Workers with the Pebble Mine project test drill in the Bristol Bay region in 2007. (AP Photo/Al Grillo, File)

Mine opponents have long called for the EPA action, and say it is unlikely to be overturned and could close the door on the project. Those groups celebrated the news on Thursday. Pebble’s developers and its supporters, however, decried the announcement and asserted it would be illegal. The state of Alaska is poised to sue the agency if it finalizes the veto, Republican Gov. Mike Dunleavy’s office said in a statement after Thursday’s announcement.

Alannah Hurley, head of the United Tribes of Bristol Bay, urged the Biden administration in a statement to finalize the decision to veto the project. She and other opponents have argued that pollution from the mine will destroy the fishery.

“After twenty years of Pebble hanging over our heads, the Biden administration has the opportunity to follow through on its commitments by finalizing comprehensive, durable protections for our region as soon as possible,” Hurley said. “We look forward to reviewing the EPA’s Recommended Determination in greater detail to ensure it achieves the goal of protecting our people and region from the threat of the Pebble Mine.”

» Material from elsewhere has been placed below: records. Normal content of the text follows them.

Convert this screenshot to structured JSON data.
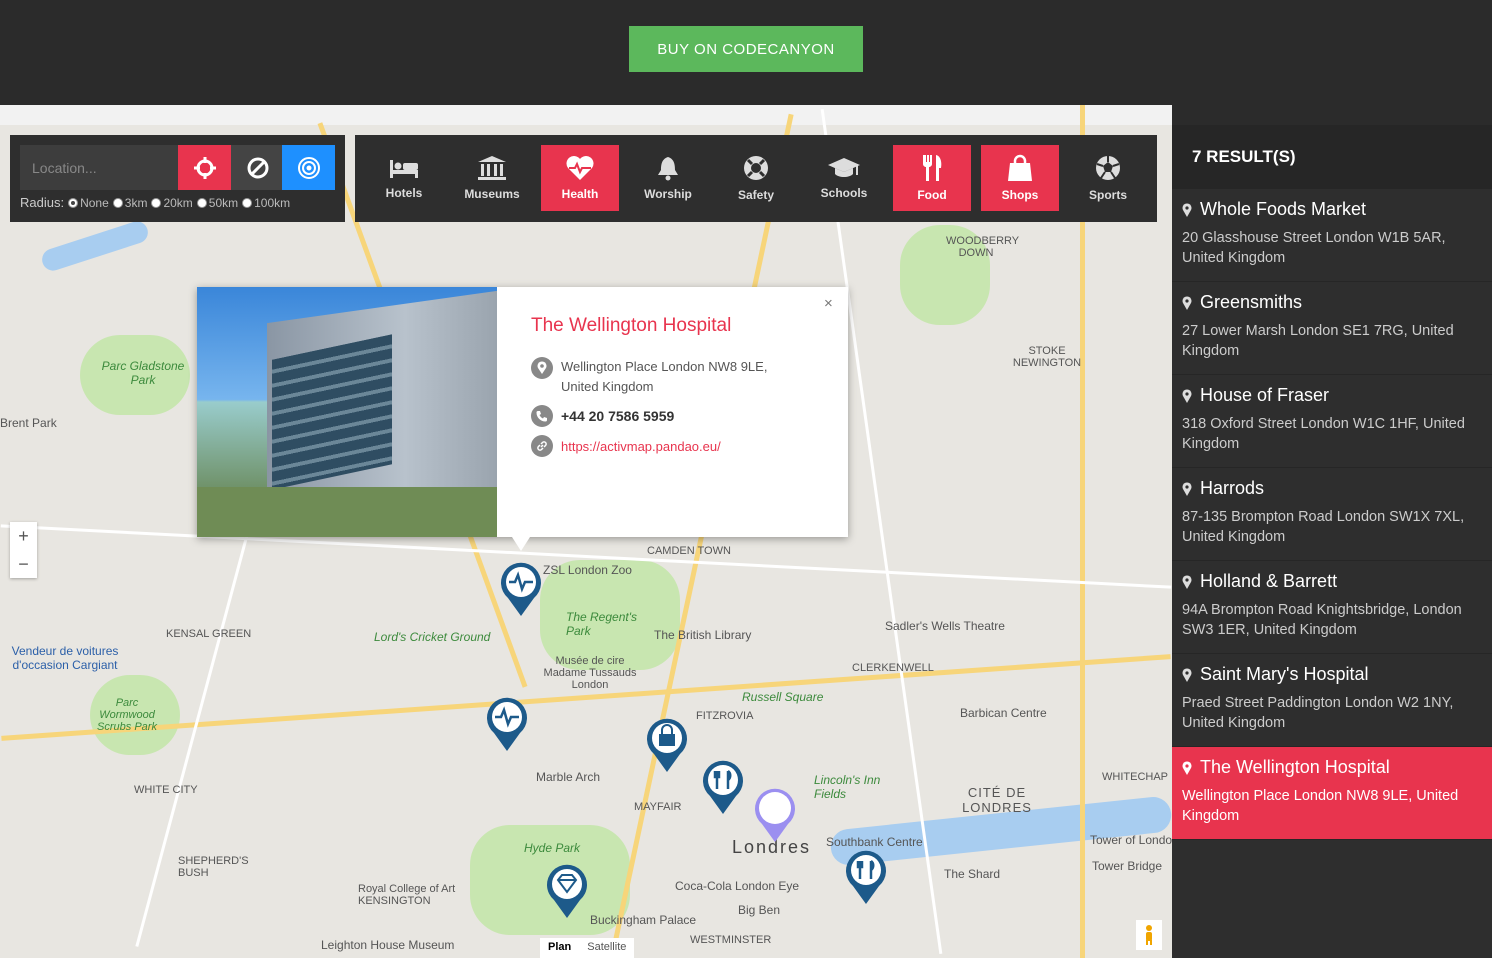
{
  "header": {
    "buy_label": "BUY ON CODECANYON"
  },
  "location": {
    "placeholder": "Location...",
    "radius_label": "Radius:",
    "radius_options": [
      "None",
      "3km",
      "20km",
      "50km",
      "100km"
    ]
  },
  "categories": [
    {
      "label": "Hotels",
      "icon": "bed-icon",
      "active": false
    },
    {
      "label": "Museums",
      "icon": "museum-icon",
      "active": false
    },
    {
      "label": "Health",
      "icon": "heartbeat-icon",
      "active": true
    },
    {
      "label": "Worship",
      "icon": "bell-icon",
      "active": false
    },
    {
      "label": "Safety",
      "icon": "lifebuoy-icon",
      "active": false
    },
    {
      "label": "Schools",
      "icon": "graduation-cap-icon",
      "active": false
    },
    {
      "label": "Food",
      "icon": "cutlery-icon",
      "active": true
    },
    {
      "label": "Shops",
      "icon": "shopping-bag-icon",
      "active": true
    },
    {
      "label": "Sports",
      "icon": "soccer-ball-icon",
      "active": false
    }
  ],
  "colors": {
    "accent": "#e8344e",
    "blue": "#1e90ff",
    "green": "#5cb85c",
    "marker": "#1d5a8a"
  },
  "infowindow": {
    "title": "The Wellington Hospital",
    "address_line1": "Wellington Place London NW8 9LE,",
    "address_line2": "United Kingdom",
    "phone": "+44 20 7586 5959",
    "url": "https://activmap.pandao.eu/",
    "close": "×"
  },
  "map": {
    "zoom_in": "+",
    "zoom_out": "−",
    "type_plan": "Plan",
    "type_satellite": "Satellite",
    "labels": {
      "london": "Londres",
      "camden": "CAMDEN TOWN",
      "zoo": "ZSL London Zoo",
      "regents": "The Regent's Park",
      "lords": "Lord's Cricket Ground",
      "library": "The British Library",
      "sadlers": "Sadler's Wells Theatre",
      "clerkenwell": "CLERKENWELL",
      "tussauds": "Musée de cire Madame Tussauds London",
      "fitzrovia": "FITZROVIA",
      "russell": "Russell Square",
      "barbican": "Barbican Centre",
      "marble": "Marble Arch",
      "mayfair": "MAYFAIR",
      "hyde": "Hyde Park",
      "kensington": "Royal College of Art KENSINGTON",
      "buckingham": "Buckingham Palace",
      "bigben": "Big Ben",
      "westminster": "WESTMINSTER",
      "southbank": "Southbank Centre",
      "shard": "The Shard",
      "cite": "CITÉ DE LONDRES",
      "tower": "Tower of London",
      "towerbridge": "Tower Bridge",
      "kensal": "KENSAL GREEN",
      "whitecity": "WHITE CITY",
      "shepherds": "SHEPHERD'S BUSH",
      "gladstone": "Parc Gladstone Park",
      "wormwood": "Parc Wormwood Scrubs Park",
      "stoke": "STOKE NEWINGTON",
      "woodberry": "WOODBERRY DOWN",
      "leighton": "Leighton House Museum",
      "cocacola": "Coca-Cola London Eye",
      "vendeur": "Vendeur de voitures d'occasion Cargiant",
      "brent": "Brent Park",
      "lincoln": "Lincoln's Inn Fields",
      "whitechapel": "WHITECHAP"
    }
  },
  "results": {
    "count_label": "7 RESULT(S)",
    "items": [
      {
        "name": "Whole Foods Market",
        "address": "20 Glasshouse Street London W1B 5AR, United Kingdom",
        "active": false
      },
      {
        "name": "Greensmiths",
        "address": "27 Lower Marsh London SE1 7RG, United Kingdom",
        "active": false
      },
      {
        "name": "House of Fraser",
        "address": "318 Oxford Street London W1C 1HF, United Kingdom",
        "active": false
      },
      {
        "name": "Harrods",
        "address": "87-135 Brompton Road London SW1X 7XL, United Kingdom",
        "active": false
      },
      {
        "name": "Holland & Barrett",
        "address": "94A Brompton Road Knightsbridge, London SW3 1ER, United Kingdom",
        "active": false
      },
      {
        "name": "Saint Mary's Hospital",
        "address": "Praed Street Paddington London W2 1NY, United Kingdom",
        "active": false
      },
      {
        "name": "The Wellington Hospital",
        "address": "Wellington Place London NW8 9LE, United Kingdom",
        "active": true
      }
    ]
  }
}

“Our fishermen were able to deliver 59 million wild sockeye to the market — something that isn’t happening anywhere else in the world,” Katherine Carscallen, director of Commercial Fishermen for Bristol Bay, said Thursday, calling the announcement “an important step towards finalizing urgently needed protections for the region.”

Supporters say the mine can coexist with the fishery without harming it, and that it could open a region of Alaska that contains minerals worth hundreds of billions of dollars, creating new jobs and helping the state’s struggling economy.

In a prepared statement on Thursday, Pebble Limited chief executive John Shively asserted that an EPA veto will be illegal.

“Congress did not give the EPA broad authority to act as it has in the Pebble case,” Shively said. “This is clearly a massive regulatory overreach by the EPA and well outside what Congress intended for the agency when it passed the Clean Water Act.”

Pebble Limited in September warned that legal action may follow if the EPA finalizes the veto.